Marketing 1 a 1, uma Estratégia Fundamental da Atualidade

Por Felipe Silveira Ramos

25/04/2007



Em um tempo remoto da história, verifica-se a origem da palavra marketing individualizado (1-a-1). Nesta época, banqueiros realizavam transações com seus clientes sentados nos bancos dos mercados, bancos estes, que originaram o termo das instituições bancárias. Durante estas transações, eles mantinham um relacionamento pessoal com seus clientes, os quais os chamavam pelo nome e tinham pleno conhecimento de sua situação e necessidade financeira. Em detrimento do grande lucro gerado pelas transações na época, os banqueiros, para não perder seus clientes, se detinham em uma regra fundamental do marketing individualizado: reconhecer que as necessidades de cada cliente eram únicas e que representavam valores distintos para o relacionamento. Ao ser identificada, esta regra básica do marketing 1-a-1, tornou-se chave para se efetuar negócios com lucratividade, e assim, tornando o comércio, baseado no marketing individual. Muitos séculos se passaram e as premissas do marketing 1-a-1 foram enfraquecidas com as revoluções industriais e com a fragilidade e instabilidade da economia internacional. Isto no sentido de que todas estas mudanças tornaram os processos mais automatizados, fazendo com que a essência do marketing de relacionamento fosse profundamente abalada.
Partindo do paradigma de que o futuro será caracterizado cada vez mais por relacionamentos individualizados, os negócios serão compostos por uma produção cada vez mais personalizada e o marketing individual composto por mídias cada vez mais específicas, verifica-se que o panorama dos negócios está sendo radicalmente transformado. Os autores Peppers e Rogers (1994) ditaram a máxima de que no futuro “[...] em vez da concorrência comercial será a fatia de clientes – um cliente de cada vez”. Esta máxima projeta que as economias de escala, extremamente importantes nas atuais linhas de produção da conjuntura atual jamais voltarão a ter importância que têm atualmente.
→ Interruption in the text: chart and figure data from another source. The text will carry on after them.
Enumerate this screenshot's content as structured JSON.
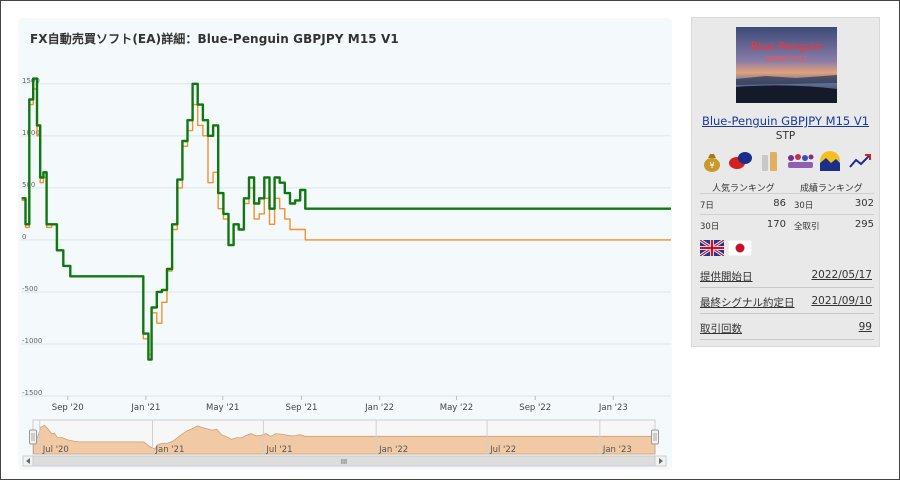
{
  "chart": {
    "title": "FX自動売買ソフト(EA)詳細：Blue-Penguin GBPJPY M15 V1",
    "colors": {
      "profit_line": "#117711",
      "second_line": "#f0922f",
      "navigator_fill": "#f2c9a5",
      "navigator_bg": "#f7f7f7",
      "grid": "#dde5e9",
      "panel_bg": "#f4f9fb"
    },
    "navigator_labels": [
      "Jul '20",
      "Jan '21",
      "Jul '21",
      "Jan '22",
      "Jul '22",
      "Jan '23"
    ],
    "scrollbar_grip": "III"
  },
  "chart_data": {
    "type": "line",
    "title": "FX自動売買ソフト(EA)詳細：Blue-Penguin GBPJPY M15 V1",
    "xlabel": "",
    "ylabel": "",
    "y_ticks": [
      "1500",
      "1000",
      "500",
      "0",
      "-500",
      "-1000",
      "-1500"
    ],
    "ylim": [
      -1500,
      1700
    ],
    "x_ticks": [
      "Sep '20",
      "Jan '21",
      "May '21",
      "Sep '21",
      "Jan '22",
      "May '22",
      "Sep '22",
      "Jan '23"
    ],
    "xlim": [
      "2020-06-20",
      "2023-04-01"
    ],
    "grid": true,
    "series": [
      {
        "color": "#117711",
        "x": [
          "2020-06-21",
          "2020-06-27",
          "2020-07-03",
          "2020-07-09",
          "2020-07-15",
          "2020-07-20",
          "2020-07-25",
          "2020-07-30",
          "2020-08-07",
          "2020-08-15",
          "2020-08-25",
          "2020-09-05",
          "2020-10-01",
          "2020-11-01",
          "2020-12-01",
          "2020-12-18",
          "2020-12-28",
          "2021-01-05",
          "2021-01-10",
          "2021-01-18",
          "2021-01-26",
          "2021-02-03",
          "2021-02-11",
          "2021-02-19",
          "2021-02-27",
          "2021-03-07",
          "2021-03-15",
          "2021-03-23",
          "2021-03-31",
          "2021-04-08",
          "2021-04-16",
          "2021-04-24",
          "2021-05-02",
          "2021-05-10",
          "2021-05-18",
          "2021-05-26",
          "2021-06-03",
          "2021-06-11",
          "2021-06-19",
          "2021-06-27",
          "2021-07-05",
          "2021-07-13",
          "2021-07-21",
          "2021-07-29",
          "2021-08-06",
          "2021-08-14",
          "2021-08-22",
          "2021-08-30",
          "2021-09-07",
          "2021-09-15",
          "2021-09-21",
          "2022-01-01",
          "2022-06-01",
          "2023-04-01"
        ],
        "values": [
          400,
          150,
          1350,
          1550,
          1100,
          600,
          650,
          150,
          150,
          -100,
          -250,
          -350,
          -350,
          -350,
          -350,
          -350,
          -900,
          -1150,
          -650,
          -500,
          -480,
          -280,
          150,
          580,
          950,
          1150,
          1500,
          1300,
          1150,
          1000,
          1100,
          450,
          250,
          -50,
          150,
          100,
          400,
          600,
          350,
          400,
          600,
          300,
          600,
          550,
          450,
          350,
          380,
          480,
          300,
          300,
          300,
          300,
          300,
          300
        ]
      },
      {
        "color": "#f0922f",
        "x": [
          "2020-06-21",
          "2020-06-27",
          "2020-07-03",
          "2020-07-09",
          "2020-07-15",
          "2020-07-20",
          "2020-07-25",
          "2020-07-30",
          "2020-08-07",
          "2020-08-15",
          "2020-08-25",
          "2020-09-05",
          "2020-10-01",
          "2020-11-01",
          "2020-12-01",
          "2020-12-18",
          "2020-12-28",
          "2021-01-05",
          "2021-01-10",
          "2021-01-18",
          "2021-01-26",
          "2021-02-03",
          "2021-02-11",
          "2021-02-19",
          "2021-02-27",
          "2021-03-07",
          "2021-03-15",
          "2021-03-23",
          "2021-03-31",
          "2021-04-08",
          "2021-04-16",
          "2021-04-24",
          "2021-05-02",
          "2021-05-10",
          "2021-05-18",
          "2021-05-26",
          "2021-06-03",
          "2021-06-11",
          "2021-06-19",
          "2021-06-27",
          "2021-07-05",
          "2021-07-13",
          "2021-07-21",
          "2021-07-29",
          "2021-08-06",
          "2021-08-14",
          "2021-08-22",
          "2021-08-30",
          "2021-09-07",
          "2021-09-15",
          "2021-09-21",
          "2022-01-01",
          "2022-06-01",
          "2023-04-01"
        ],
        "values": [
          380,
          120,
          1300,
          1450,
          1000,
          550,
          600,
          120,
          150,
          -100,
          -250,
          -350,
          -350,
          -350,
          -350,
          -350,
          -950,
          -1100,
          -700,
          -800,
          -600,
          -300,
          100,
          500,
          900,
          1050,
          1300,
          1100,
          1000,
          550,
          650,
          300,
          200,
          -50,
          150,
          100,
          350,
          500,
          200,
          250,
          400,
          150,
          400,
          300,
          200,
          100,
          100,
          100,
          0,
          0,
          0,
          0,
          0,
          0
        ]
      }
    ]
  },
  "sidebar": {
    "image": {
      "title": "Blue Penguin",
      "subtitle": "GBPJPY M15"
    },
    "ea_name": "Blue-Penguin GBPJPY M15 V1",
    "ea_type": "STP",
    "icons": [
      "money-bag-icon",
      "chat-bubbles-icon",
      "bottles-icon",
      "audience-icon",
      "sunrise-icon",
      "trend-up-icon"
    ],
    "ranking": {
      "popular_label": "人気ランキング",
      "performance_label": "成績ランキング",
      "rows": [
        {
          "k1": "7日",
          "v1": "86",
          "k2": "30日",
          "v2": "302"
        },
        {
          "k1": "30日",
          "v1": "170",
          "k2": "全取引",
          "v2": "295"
        }
      ]
    },
    "flags": [
      "uk-flag-icon",
      "japan-flag-icon"
    ],
    "info": [
      {
        "label": "提供開始日",
        "value": "2022/05/17"
      },
      {
        "label": "最終シグナル約定日",
        "value": "2021/09/10"
      },
      {
        "label": "取引回数",
        "value": "99"
      }
    ]
  }
}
Desta forma, os produtos cada dia estão se tornando mais adaptados às necessidades e aos desejos dos clientes, tornando a sua individualização, cada vez mais presente no dia a dia de seus consumidores. Neste panorama, os negócios terão como foco cada vez menos os lucros imediatos, provenientes de quantidades de vendas no curto e médio prazo e terão como principal objetivo vislumbrar os lucros a longo prazo, através da retenção duradoura dos clientes, começando a desenvolver relacionamentos vitalícios com os mesmos.
Através da premissa de que um processo de marketing 1-a-1 não possui o seu foco direcionado a vender alguns produtos a muitos clientes, mas sim, vender diversos produtos para um mesmo cliente, evidencia-se que o processo de marketing individualizado é baseado no estabelecimento de relacionamentos individuais com os clientes e assim, gerar longos relacionamentos entre empresa-cliente através de inúmeras transações comerciais desenvolvidas ao longo do tempo. Ao passo que o relacionamento é a base do marketing 1-a-1, o profissional de marketing individualizado deve medir a eficácia de seu processo de marketing não mais através do resultado das suas vendas no mercado como um todo, mas sim, pela projeção de elevação ou diminuição da perspectiva de valor futuro que um determinado cliente atribui à empresa. Desta forma, a empresa pode desenvolver e aplicar técnicas de valor vitalício de clientes, segmentar os seus clientes mais lucrativos e desenvolver estratégias diferenciadas com cada cliente, obtendo assim uma maior lucratividade no final do período. Desta forma, os profissionais de marketing poderão estabelecer em quantidades monetárias, o retorno no investimento da sua carteira de clientes a fim de estimar as taxas retorno de suas atividades mercadológicas e o sucesso de suas estratégias e táticas de negócio.

Referência Bibliográfica:
PEPPERS, D.; Rogers, M. Marketing um a um: Marketing individualizado na era do cliente. Editora Campus, 1994.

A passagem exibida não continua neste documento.